L’Institut pour la Justice s’est dit indigné par la libération, dans l’attente de son procès, de l’auteur présumé du meurtre du jeune Thomas Laché (17 ans). En ligne de mire, les délais butoirs qui privent les juges de leur pouvoir d’appréciation sur la remise en liberté ou non de criminels placés en détention provisoire.
En matière judiciaire, les dysfonctionnements se suivent et se ressemblent. Hier, la Justice a été contrainte de remettre en liberté le meurtrier présumé de Thomas Laché, 17 ans, deux ans jour pour jour après les faits. Simplement parce que la loi prévoit que la détention provisoire ne peut pas dépasser deux ans pour les mineurs.
En 2005, un autre meurtrier présumé (mais condamné par la suite) avait bénéficié des mêmes dispositions légales. Lui avait participé à l’enlèvement et au meurtre sauvage d’un jeune couple brestois pour quelques centaines d’euros.
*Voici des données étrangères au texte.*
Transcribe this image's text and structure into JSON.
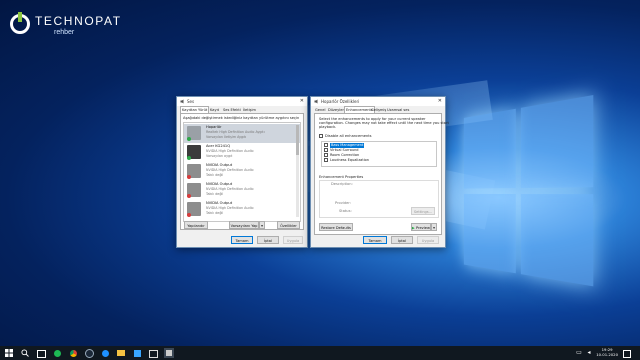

L’ironie de l’histoire est que le ministre de l’Intérieur de l’époque, un certain Nicolas Sarkozy, avait estimé « qu’il faudrait se poser la question des délais en matière de détention provisoire » car, avait-il dit, « s’il est indispensable de respecter la présomption d’innocence, il faut également penser aux victimes et faire en sorte qu’elles aient autant de droits que les criminels ».
Sept ans après, rien n’a changé dans ce domaine, et les libérations anticipées pour dépassement des délais se sont succédées à un rythme soutenu. Pourtant, les arguments contre ces délais butoirs ne manquent pas. Initialement introduits dans l’espoir d’inciter l’appareil judiciaire à traiter plus rapidement les affaires, ils n’ont manifestement pas atteint ce but.

 

En réalité, ces délais font reposer sur les victimes tout le fardeau des lenteurs de la Justice. Personne, à moins de l’avoir vécu, ne peut imaginer la souffrance que provoque chez une famille de victime la perspective de voir l’assassin de leur enfant regagner sa liberté pour des raisons arbitraires, même temporairement.
Les conséquences de ce type de libération poursuivent d’ailleurs les victimes jusqu’à l’audience. Car l’accusé comparaît alors libre : il arrive libre le matin au tribunal, entre par la même entrée que la famille de la victime, prend une boisson à la même machine à café, et rentre le soir chez lui ou à son hôtel. Car il faut savoir que, dans la plupart des tribunaux, aucune salle n’est aménagée pour les familles de victimes, malgré l’épreuve que constitue pour elles un procès d’assises.

 

Les délais butoirs représentent aussi un danger non négligeable pour la sécurité des citoyens. Il est toujours risqué de devoir remettre inconditionnellement en liberté un individu accusé d’un meurtre, y compris s’il est considéré comme extrêmement dangereux. Dans le cas du tueur présumé libéré hier, son comportement en détention ne permet pas d’être totalement serein quant à la façon dont il usera de sa liberté, lui qui a connu pas moins de 11 conseils de disciplines en deux ans.
On pourrait aussi attendre des juges eux-mêmes qu’ils s’élèvent contre ces dispositions « automatiques » qui leur lient les mains. Les syndicats de magistrats contestent régulièrement les peines plancher pour les récidivistes, au motif qu’elles réduisent leur marge de manœuvre dans le quantum de la peine prononcée. Mais le pouvoir d’appréciation des magistrats ne vaut-il pas d’être défendu avec davantage de pugnacité quand il s’agit de décisions conduisant à remettre ou non en liberté des criminels potentiellement dangereux ?

 

De façon plus générale, ces délais butoirs sont symptomatiques d’un système juridique qui arbitre le plus souvent en faveur des mis en cause et au détriment des victimes. C’est le cas également des vices de procédure : lorsqu’un juge oublie de respecter certains délais de procédure, l’erreur conduit immanquablement à la remise en liberté du mis en cause s’il est en détention provisoire. Ne pourrait-on pas imaginer d’autres moyens de sanctionner les manquements aux règles procédurales ?
La victime n’est pas responsable de la lenteur de la Justice, ni des erreurs matérielles de ses agents. Pourquoi serait-elle la seule à en subir les conséquences ?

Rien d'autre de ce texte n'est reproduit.